The deposition can be oral or written (called “written interrogatories”). In either event, your answers are taken under oath, with all parties and their attorneys present, and what you say can be used in the actual trial of the matter, either to “impeach” you (saying something different during the deposition that you now state during the trial) or, if the deposition is an evidence deposition, it can be introduced into evidence at trial due to your inability to be at the trial (e.g., death, on vacation, out of the country). 1
Preparation is essential before giving an oral deposition. Your attorney will want to meet with you beforehand to prepare you as to the format of the deposition, who will be asking questions, what the focus of the deposition will be, and so forth. Your attorney’s advice is critical to a successful deposition that will highlight the truth and, at the same time, protect you from any unnecessary exposure to further potential liability. Be truthful with your attorney as to what happened and any role you played in the matter at hand.
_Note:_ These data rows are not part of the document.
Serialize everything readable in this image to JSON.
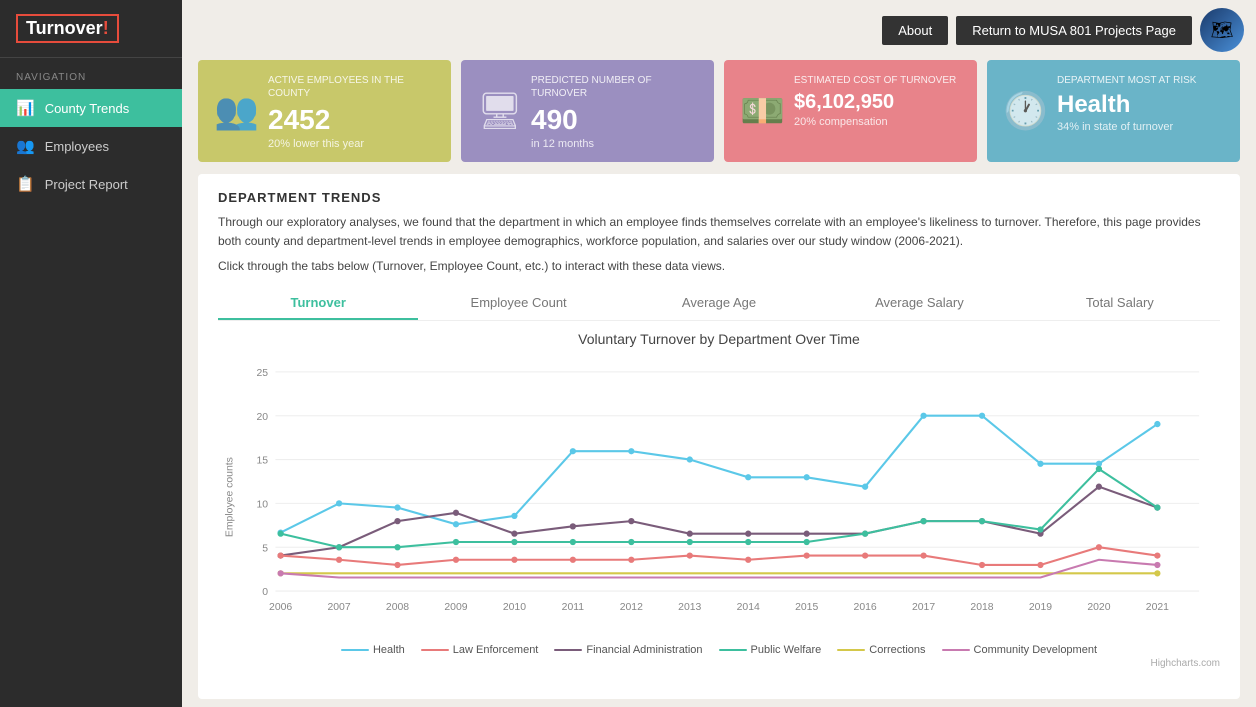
{
  "logo": {
    "text": "Turnover",
    "highlight": "!"
  },
  "nav": {
    "label": "NAVIGATION",
    "items": [
      {
        "id": "county-trends",
        "label": "County Trends",
        "icon": "📊",
        "active": true
      },
      {
        "id": "employees",
        "label": "Employees",
        "icon": "👥",
        "active": false
      },
      {
        "id": "project-report",
        "label": "Project Report",
        "icon": "📋",
        "active": false
      }
    ]
  },
  "topbar": {
    "about_label": "About",
    "return_label": "Return to MUSA 801 Projects Page",
    "logo_icon": "🗺"
  },
  "cards": [
    {
      "id": "active-employees",
      "label": "ACTIVE EMPLOYEES IN THE COUNTY",
      "value": "2452",
      "sub": "20% lower this year",
      "icon": "👥",
      "color": "#c8c86a"
    },
    {
      "id": "predicted-turnover",
      "label": "PREDICTED NUMBER OF TURNOVER",
      "value": "490",
      "sub": "in 12 months",
      "icon": "🖥",
      "color": "#9b8fc0"
    },
    {
      "id": "estimated-cost",
      "label": "ESTIMATED COST OF TURNOVER",
      "value": "$6,102,950",
      "sub": "20% compensation",
      "icon": "💵",
      "color": "#e8838a"
    },
    {
      "id": "dept-most-at-risk",
      "label": "DEPARTMENT MOST AT RISK",
      "value": "Health",
      "sub": "34% in state of turnover",
      "icon": "🕐",
      "color": "#6ab4c8"
    }
  ],
  "department_trends": {
    "title": "DEPARTMENT TRENDS",
    "description": "Through our exploratory analyses, we found that the department in which an employee finds themselves correlate with an employee's likeliness to turnover. Therefore, this page provides both county and department-level trends in employee demographics, workforce population, and salaries over our study window (2006-2021).",
    "click_note": "Click through the tabs below (Turnover, Employee Count, etc.) to interact with these data views.",
    "tabs": [
      {
        "id": "turnover",
        "label": "Turnover",
        "active": true
      },
      {
        "id": "employee-count",
        "label": "Employee Count",
        "active": false
      },
      {
        "id": "average-age",
        "label": "Average Age",
        "active": false
      },
      {
        "id": "average-salary",
        "label": "Average Salary",
        "active": false
      },
      {
        "id": "total-salary",
        "label": "Total Salary",
        "active": false
      }
    ],
    "chart_title": "Voluntary Turnover by Department Over Time",
    "y_label": "Employee counts",
    "x_years": [
      "2006",
      "2007",
      "2008",
      "2009",
      "2010",
      "2011",
      "2012",
      "2013",
      "2014",
      "2015",
      "2016",
      "2017",
      "2018",
      "2019",
      "2020",
      "2021"
    ],
    "legend": [
      {
        "label": "Health",
        "color": "#5bc8e8"
      },
      {
        "label": "Law Enforcement",
        "color": "#e87a7a"
      },
      {
        "label": "Financial Administration",
        "color": "#7a5c7a"
      },
      {
        "label": "Public Welfare",
        "color": "#3dbf9e"
      },
      {
        "label": "Corrections",
        "color": "#d4c84a"
      },
      {
        "label": "Community Development",
        "color": "#c87ab0"
      }
    ],
    "highcharts_credit": "Highcharts.com"
  }
}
General guidelines for giving a deposition include the following:
- Always testify truthfully;
- Speak clearly and confidently;
- Always wait for the complete question asked of you before answering;
- Hesitate slightly before answering to give your attorney a chance to object to the question, if need be;
- Do not guess at an answer;
- Do not estimate distances or other facts if you cannot do so accurately;
- If you don’t understand a question, ask for clarification;
- If you don’t hear a question, ask that it be repeated;
- Control your emotions (e.g., anger, fear, frustration);
- Only answer questions asked of you;
- Dress conservatively for the deposition; and
- Remember to follow your attorney’s advice concerning the deposition.
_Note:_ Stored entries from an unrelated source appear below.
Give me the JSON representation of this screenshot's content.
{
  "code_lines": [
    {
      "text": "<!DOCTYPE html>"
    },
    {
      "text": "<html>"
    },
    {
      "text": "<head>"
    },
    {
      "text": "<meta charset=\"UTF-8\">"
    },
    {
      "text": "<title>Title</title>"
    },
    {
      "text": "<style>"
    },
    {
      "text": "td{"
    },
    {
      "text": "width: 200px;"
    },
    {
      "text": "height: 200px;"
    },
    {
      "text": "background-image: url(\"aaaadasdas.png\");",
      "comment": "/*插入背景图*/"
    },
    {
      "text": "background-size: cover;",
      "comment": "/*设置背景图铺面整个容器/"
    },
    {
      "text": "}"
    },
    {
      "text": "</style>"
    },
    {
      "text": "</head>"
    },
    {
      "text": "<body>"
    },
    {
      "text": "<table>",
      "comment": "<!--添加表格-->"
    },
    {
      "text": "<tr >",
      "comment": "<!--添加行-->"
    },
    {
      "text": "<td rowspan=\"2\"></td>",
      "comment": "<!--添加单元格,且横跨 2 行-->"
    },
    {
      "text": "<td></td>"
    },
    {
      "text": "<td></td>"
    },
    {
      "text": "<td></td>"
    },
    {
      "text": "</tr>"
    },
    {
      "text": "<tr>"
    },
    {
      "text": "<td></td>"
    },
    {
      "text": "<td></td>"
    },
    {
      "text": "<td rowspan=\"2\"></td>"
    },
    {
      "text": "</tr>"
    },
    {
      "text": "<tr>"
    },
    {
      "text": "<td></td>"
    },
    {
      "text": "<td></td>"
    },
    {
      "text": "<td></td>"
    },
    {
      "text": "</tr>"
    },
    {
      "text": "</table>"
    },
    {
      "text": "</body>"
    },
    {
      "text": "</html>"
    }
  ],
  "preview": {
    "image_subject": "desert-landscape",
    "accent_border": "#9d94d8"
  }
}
The deposition is a good practice run for testifying at trial, should the case proceed to a trial. However, what you say, how you act, and how you look when you give your deposition can not be a “first practice” event. Rather, it should be a practice run for the trial, one that exactly mirrors what you will say and how you will present yourself during the judicial proceeding.
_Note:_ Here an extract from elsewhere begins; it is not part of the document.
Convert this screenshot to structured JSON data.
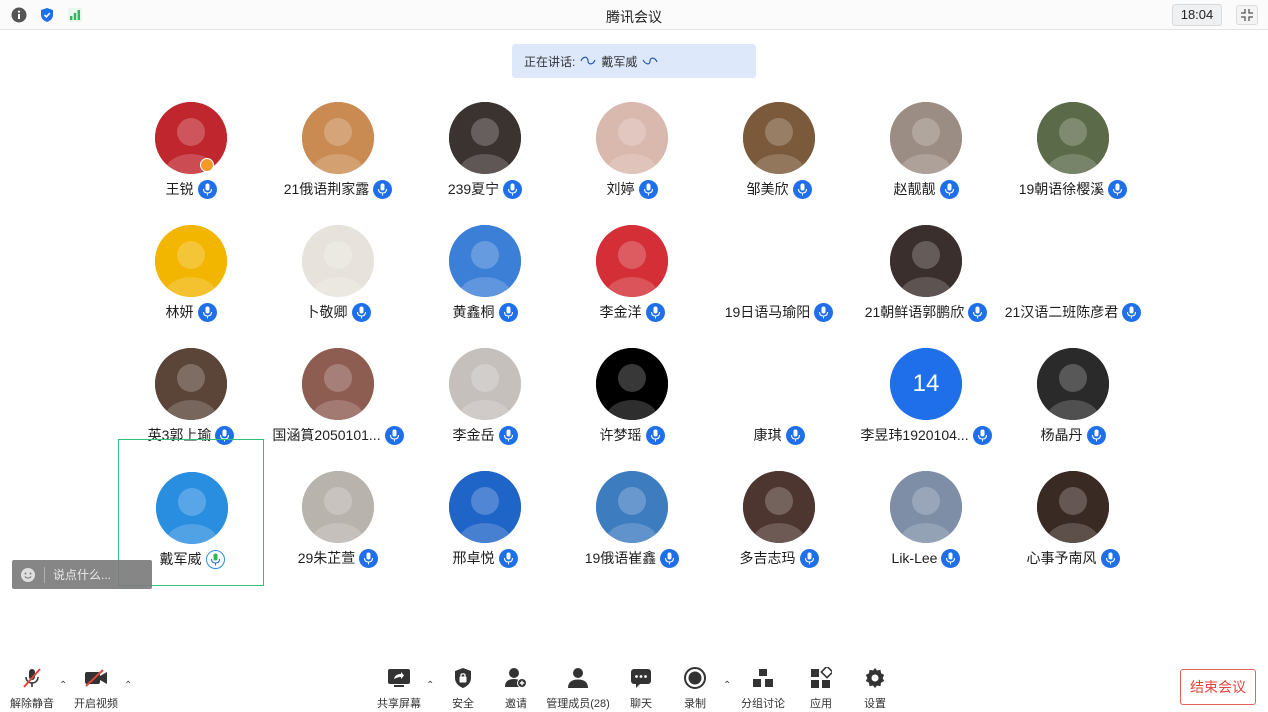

Please note: It is your duty as an insured to notify your professional liability insurance of any subpoenas, depositions or incidents that may result in a claim / suit against you. As a CPH & Associates policy holder, you may do so by logging into your CPH Customer Portal and selecting “Report a claim or incident” or “Report a subpoena or deposition” to fill out the appropriate form to notify CPH & Associates.
- Bryan A. Garner (Editor) ( 2004). Black’s Law Dictionary. (8th Edition). St. Paul, MN: West, 472.
THIS BULLETIN IS FOR EDUCATIONAL PURPOSES ONLY AND IS NOT TO BE TAKEN AS SPECIFIC LEGAL OR OTHER ADVICE BY THE READER. IF LEGAL OR OTHER ADVICE IS NEEDED, THE READER IS ENCOURAGED TO SEEK ADVICE FROM A COMPETENT PROFESSIONAL.